IaaS is the basic level of Cloud offering. On top of IaaS is built higher levels of Cloud products such as Platform-as-a-Service, Software-as-a-Service and Business-Process-as-a-Service (PaaS, SaaS and BPaaS.)
For now, however, Wipro seems to be offering only the core Infrastructure-as-a-Service part.
Cloud computing refers to making everything available over the Internet using cluster-server (Cloud) technology. Under this, anything — whether it is a computer (IaaS), a software platform (PaaS) or an application (SaaS) — can be made available to clients through the Internet.
Unlike the old model, where a player like Wipro would have gone to the client’s office and physically deployed new computers, installed software applications and helped maintain them for the client’s use, Cloud computing enables Wipro to simply do all that at its datacenter and let the client access the products by logging in through the Internet.
Due to economies of scale, ease of maintenance and lower travel needs, the new approach enables companies like Wipro to offer IT facilities for a fraction of what they would have cost earlier.
It is expected that the proliferation of such technologies will dent the main revenue source of IT services firms — development, deployment and maintenance of corporate software. As such, they were widely expected to try to offer Cloud-based solutions as well.
Infosys Ltd, TCS and HCL Technologies are also working on such platforms.
Like the others, Wipro had been offering such remote-IT services for some of its clients for some time now, but seems to be confident enough in its platform maturity to put more marketing dollars behind it.
“Last year we began offering multi-tenant, virtual server hosting to our existing clients as part of large, integrated infrastructure management engagements. Clients have quickly adopted the service, and today, 15% of the servers hosted in Wipro’s data centers are delivered in an as-a-service model,” stated Michael Wilczak, SVP – Strategy, Datacenter Services, Wipro Technologies.
“Now, we are expanding the service portfolio, deploying the platform throughout the US, Europe and India, and marketing the solutions as discrete service offerings under the Wipro iStructure service line.”

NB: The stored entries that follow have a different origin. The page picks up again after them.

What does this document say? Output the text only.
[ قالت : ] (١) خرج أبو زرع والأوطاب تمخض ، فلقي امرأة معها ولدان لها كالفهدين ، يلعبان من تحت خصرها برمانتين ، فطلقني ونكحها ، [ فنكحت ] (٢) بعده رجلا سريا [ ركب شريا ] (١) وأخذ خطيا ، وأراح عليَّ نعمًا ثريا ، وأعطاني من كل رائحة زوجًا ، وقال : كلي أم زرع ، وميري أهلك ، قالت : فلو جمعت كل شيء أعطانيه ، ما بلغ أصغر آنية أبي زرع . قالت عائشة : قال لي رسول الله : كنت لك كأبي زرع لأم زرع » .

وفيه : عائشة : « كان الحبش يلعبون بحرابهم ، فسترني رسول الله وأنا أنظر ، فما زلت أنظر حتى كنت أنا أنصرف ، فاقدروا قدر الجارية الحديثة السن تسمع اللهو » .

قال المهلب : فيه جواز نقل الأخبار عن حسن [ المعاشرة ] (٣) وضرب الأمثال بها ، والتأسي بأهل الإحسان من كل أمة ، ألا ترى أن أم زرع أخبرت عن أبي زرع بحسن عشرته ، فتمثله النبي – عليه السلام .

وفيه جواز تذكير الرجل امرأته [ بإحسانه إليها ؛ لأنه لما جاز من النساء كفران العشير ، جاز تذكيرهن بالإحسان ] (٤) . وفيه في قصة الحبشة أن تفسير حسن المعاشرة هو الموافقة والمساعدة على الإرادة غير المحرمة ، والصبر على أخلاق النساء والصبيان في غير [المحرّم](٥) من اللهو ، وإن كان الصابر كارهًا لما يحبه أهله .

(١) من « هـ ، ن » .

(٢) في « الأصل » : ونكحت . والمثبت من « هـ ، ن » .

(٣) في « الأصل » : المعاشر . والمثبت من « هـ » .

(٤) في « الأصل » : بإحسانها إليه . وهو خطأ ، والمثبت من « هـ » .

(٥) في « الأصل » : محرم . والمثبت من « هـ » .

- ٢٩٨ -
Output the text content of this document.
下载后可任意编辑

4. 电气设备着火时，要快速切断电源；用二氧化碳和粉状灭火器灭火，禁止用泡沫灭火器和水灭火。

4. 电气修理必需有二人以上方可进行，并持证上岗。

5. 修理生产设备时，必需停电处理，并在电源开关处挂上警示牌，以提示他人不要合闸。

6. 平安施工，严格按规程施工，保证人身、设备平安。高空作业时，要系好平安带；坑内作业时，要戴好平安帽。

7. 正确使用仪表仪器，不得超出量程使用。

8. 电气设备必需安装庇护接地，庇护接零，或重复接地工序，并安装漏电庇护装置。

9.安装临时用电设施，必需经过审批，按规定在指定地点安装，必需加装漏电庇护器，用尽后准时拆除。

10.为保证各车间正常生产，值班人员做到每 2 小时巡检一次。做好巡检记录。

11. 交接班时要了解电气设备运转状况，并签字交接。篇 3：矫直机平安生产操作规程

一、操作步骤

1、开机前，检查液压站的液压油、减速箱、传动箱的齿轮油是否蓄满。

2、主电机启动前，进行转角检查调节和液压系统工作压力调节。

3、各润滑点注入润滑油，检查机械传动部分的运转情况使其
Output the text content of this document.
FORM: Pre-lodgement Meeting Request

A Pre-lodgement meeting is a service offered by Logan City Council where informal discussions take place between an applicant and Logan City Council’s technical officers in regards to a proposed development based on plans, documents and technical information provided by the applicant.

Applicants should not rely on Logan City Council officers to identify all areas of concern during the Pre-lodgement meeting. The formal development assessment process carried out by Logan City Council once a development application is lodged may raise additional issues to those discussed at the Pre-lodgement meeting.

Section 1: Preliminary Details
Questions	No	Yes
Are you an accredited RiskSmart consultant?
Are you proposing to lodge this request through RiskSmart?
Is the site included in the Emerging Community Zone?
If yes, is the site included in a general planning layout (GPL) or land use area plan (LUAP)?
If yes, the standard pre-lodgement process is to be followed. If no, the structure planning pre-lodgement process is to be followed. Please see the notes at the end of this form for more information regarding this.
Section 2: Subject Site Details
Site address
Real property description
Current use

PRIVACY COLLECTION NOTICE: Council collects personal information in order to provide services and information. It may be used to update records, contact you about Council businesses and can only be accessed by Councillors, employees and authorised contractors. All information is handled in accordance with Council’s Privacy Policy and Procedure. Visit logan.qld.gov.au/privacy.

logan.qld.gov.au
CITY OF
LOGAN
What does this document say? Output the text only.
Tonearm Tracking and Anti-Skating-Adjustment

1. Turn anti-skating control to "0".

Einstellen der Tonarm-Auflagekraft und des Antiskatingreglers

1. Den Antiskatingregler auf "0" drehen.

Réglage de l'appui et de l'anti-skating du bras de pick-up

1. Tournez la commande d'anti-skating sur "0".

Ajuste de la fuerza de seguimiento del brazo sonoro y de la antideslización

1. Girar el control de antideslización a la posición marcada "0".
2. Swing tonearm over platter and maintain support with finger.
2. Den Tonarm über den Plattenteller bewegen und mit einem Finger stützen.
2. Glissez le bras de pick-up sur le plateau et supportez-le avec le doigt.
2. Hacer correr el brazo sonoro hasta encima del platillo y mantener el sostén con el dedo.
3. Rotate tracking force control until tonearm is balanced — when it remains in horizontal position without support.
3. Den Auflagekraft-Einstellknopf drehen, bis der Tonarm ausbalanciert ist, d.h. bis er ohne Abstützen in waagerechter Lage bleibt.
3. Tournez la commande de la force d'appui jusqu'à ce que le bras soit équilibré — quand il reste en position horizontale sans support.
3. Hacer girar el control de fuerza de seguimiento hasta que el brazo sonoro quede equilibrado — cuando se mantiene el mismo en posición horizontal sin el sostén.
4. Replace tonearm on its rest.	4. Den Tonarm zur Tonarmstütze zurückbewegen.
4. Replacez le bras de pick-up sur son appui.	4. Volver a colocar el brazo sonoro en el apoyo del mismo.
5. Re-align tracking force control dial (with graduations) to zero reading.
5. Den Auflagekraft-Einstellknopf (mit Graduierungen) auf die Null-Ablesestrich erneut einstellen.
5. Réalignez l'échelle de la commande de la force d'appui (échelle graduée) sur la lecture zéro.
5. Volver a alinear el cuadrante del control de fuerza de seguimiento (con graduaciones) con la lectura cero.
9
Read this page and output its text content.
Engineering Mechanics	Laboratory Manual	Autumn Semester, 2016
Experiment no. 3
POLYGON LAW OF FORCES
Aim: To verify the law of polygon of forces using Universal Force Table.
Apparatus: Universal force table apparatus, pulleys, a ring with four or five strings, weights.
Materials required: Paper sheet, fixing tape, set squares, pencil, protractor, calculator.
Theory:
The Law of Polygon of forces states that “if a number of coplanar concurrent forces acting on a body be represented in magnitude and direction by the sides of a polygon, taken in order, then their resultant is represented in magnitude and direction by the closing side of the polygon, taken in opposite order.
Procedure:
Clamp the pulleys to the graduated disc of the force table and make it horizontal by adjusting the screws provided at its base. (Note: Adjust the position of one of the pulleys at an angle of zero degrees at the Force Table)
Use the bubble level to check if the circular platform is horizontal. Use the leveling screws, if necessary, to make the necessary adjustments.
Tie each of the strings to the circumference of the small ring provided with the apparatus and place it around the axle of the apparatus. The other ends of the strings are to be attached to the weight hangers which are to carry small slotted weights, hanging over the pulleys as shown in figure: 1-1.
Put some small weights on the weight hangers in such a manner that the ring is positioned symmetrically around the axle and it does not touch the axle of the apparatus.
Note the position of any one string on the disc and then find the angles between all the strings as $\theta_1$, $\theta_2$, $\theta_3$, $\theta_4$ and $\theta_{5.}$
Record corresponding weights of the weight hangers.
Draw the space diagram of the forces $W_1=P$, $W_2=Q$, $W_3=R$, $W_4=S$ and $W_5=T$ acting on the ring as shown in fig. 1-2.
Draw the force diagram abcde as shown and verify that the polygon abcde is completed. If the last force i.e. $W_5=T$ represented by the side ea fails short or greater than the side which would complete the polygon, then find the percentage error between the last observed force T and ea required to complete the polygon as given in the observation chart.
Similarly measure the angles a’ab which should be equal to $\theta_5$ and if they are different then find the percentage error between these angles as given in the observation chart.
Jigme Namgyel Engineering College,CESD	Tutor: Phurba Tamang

The IaaS services will be marketed as Wipro iStructure services. They will offer compute, storage, recovery, network, security and other services in an automated, consumption-based model to enterprises. A similar offering is Amazon.com’s Amazon Web Services, which is also available to individuals.
IaaS is only the first of a series (or layers) of Cloud Computing services that a player can provide. It is usually followed by PaaS and SaaS, and finally by BPaaS.
Wipro’s IaaS product will serve as “the foundation for offering a broad set of infrastructure, application and business process outsourcing solutions in an ‘as-a-service’ model,” Wipro said.
The as-a-service model lies between the ‘product’ and the ‘services’ approach taken by IT companies. While companies were free to focus on only products (Adobe) or only services (Wipro), in the new world, most IT firms are being forced to move to the hybrid as-a-service model.
The as-a-service model has been made possible by technologies such as virtualization and the omnipresence of cheap Internet connectivity.
According to Forrester Research, Inc. April 2011 report, Sizing The Cloud, the global market for cloud computing will grow from $40.7 billion in 2011 to more than $241 billion in 2020.
The compute, network and storage architecture were designed to ensure redundancy and minimize potential service disruptions, and the platform is installed in secure, high density data centers, Wipro added.
Standardized tooling and orchestration enable the integration of IaaS services with legacy infrastructure, and the web interface provides clients’ IT administrator to provision and manage capacity for various departments, generate usage and performance reports, and charge back on a consumption basis, it said.